URBANCITY.CO.ID – Jakarta saat ini sedang berada dalam fase “normalisasi yang disiplin,” di mana pertumbuhan didorong oleh fundamental ekonomi domestik yang kuat di tengah ketidakpastian global. Berikut adalah perbandingannya dengan tetangga regional kita:
1. Sektor Perkantoran: Pertarungan Okupansi
Jakarta menunjukkan ketahanan yang mengejutkan dibandingkan kota-kota seperti Bangkok yang sedang menghadapi tantangan oversupply.
Jakarta: Tingkat okupansi CBD mencapai 76% (2025 akhir) dengan tren flight-to-quality. Terbatasnya pasokan baru di 2026 justru membantu menjaga stabilitas harga sewa.
Singapura: Tetap menjadi pemimpin pasar dengan tingkat okupansi di atas 90%. Namun, Singapura menghadapi tantangan biaya konstruksi dan tenaga kerja yang melonjak tinggi, yang membuat harga sewa terus meroket melampaui kemampuan sebagian penyewa.
Bangkok & Manila: Kedua kota ini masih berjuang dengan pasokan gedung baru yang sangat besar, yang menyebabkan tingkat kekosongan (vacancy rate) tetap tinggi dibandingkan Jakarta yang pasokannya mulai melambat.
2. Logistik & Industri: Efek Kendaraan Listrik (EV)

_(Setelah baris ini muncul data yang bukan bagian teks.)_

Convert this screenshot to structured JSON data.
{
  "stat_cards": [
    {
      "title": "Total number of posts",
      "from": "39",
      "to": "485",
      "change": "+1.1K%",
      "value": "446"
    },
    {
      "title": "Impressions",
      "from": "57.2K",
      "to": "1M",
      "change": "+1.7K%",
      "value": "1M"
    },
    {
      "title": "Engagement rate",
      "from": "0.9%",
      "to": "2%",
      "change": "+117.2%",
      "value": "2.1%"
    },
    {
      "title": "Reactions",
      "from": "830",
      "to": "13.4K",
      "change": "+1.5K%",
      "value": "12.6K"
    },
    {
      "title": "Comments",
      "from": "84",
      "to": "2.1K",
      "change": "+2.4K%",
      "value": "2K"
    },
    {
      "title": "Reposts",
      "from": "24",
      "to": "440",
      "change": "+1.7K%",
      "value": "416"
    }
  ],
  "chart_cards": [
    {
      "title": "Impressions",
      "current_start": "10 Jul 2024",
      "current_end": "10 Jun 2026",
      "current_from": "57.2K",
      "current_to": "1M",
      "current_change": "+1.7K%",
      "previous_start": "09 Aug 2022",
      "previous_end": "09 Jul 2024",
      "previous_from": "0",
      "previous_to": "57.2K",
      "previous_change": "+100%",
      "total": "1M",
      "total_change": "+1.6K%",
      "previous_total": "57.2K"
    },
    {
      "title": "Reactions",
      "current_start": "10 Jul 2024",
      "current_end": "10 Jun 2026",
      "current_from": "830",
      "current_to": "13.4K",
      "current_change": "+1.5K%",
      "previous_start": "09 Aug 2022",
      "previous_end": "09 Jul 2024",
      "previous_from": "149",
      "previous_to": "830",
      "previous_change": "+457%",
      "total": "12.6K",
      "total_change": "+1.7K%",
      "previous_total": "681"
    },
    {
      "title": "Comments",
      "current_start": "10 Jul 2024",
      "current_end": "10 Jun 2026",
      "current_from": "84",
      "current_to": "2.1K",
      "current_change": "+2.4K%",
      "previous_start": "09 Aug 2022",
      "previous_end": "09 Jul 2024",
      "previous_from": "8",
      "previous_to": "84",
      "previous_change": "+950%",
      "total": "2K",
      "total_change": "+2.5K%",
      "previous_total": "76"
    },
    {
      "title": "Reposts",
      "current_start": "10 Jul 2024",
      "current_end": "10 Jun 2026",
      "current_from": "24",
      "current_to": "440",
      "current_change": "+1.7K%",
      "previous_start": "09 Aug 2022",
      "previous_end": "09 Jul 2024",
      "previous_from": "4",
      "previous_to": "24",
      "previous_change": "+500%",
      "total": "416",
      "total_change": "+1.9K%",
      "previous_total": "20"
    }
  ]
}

Di sektor ini, Jakarta (dan Indonesia secara umum) memiliki keunggulan kompetitif yang sulit ditandingi oleh negara tetangga berkat hilirisasi industri.
Indonesia: Menjadi pusat perhatian karena ambisi menjadi pusat produksi kendaraan listrik (EV) global. Penyerapan lahan industri (218 ha) dan okupansi logistik (95%) adalah salah satu yang tertinggi di kawasan ini.
Vietnam (Ho Chi Minh City): Tetap menjadi pesaing terberat Jakarta untuk relokasi manufaktur dari China. Vietnam diprediksi tumbuh kencang dengan CAGR 6,72% hingga 2031, namun Indonesia unggul dalam hal besarnya pasar domestik.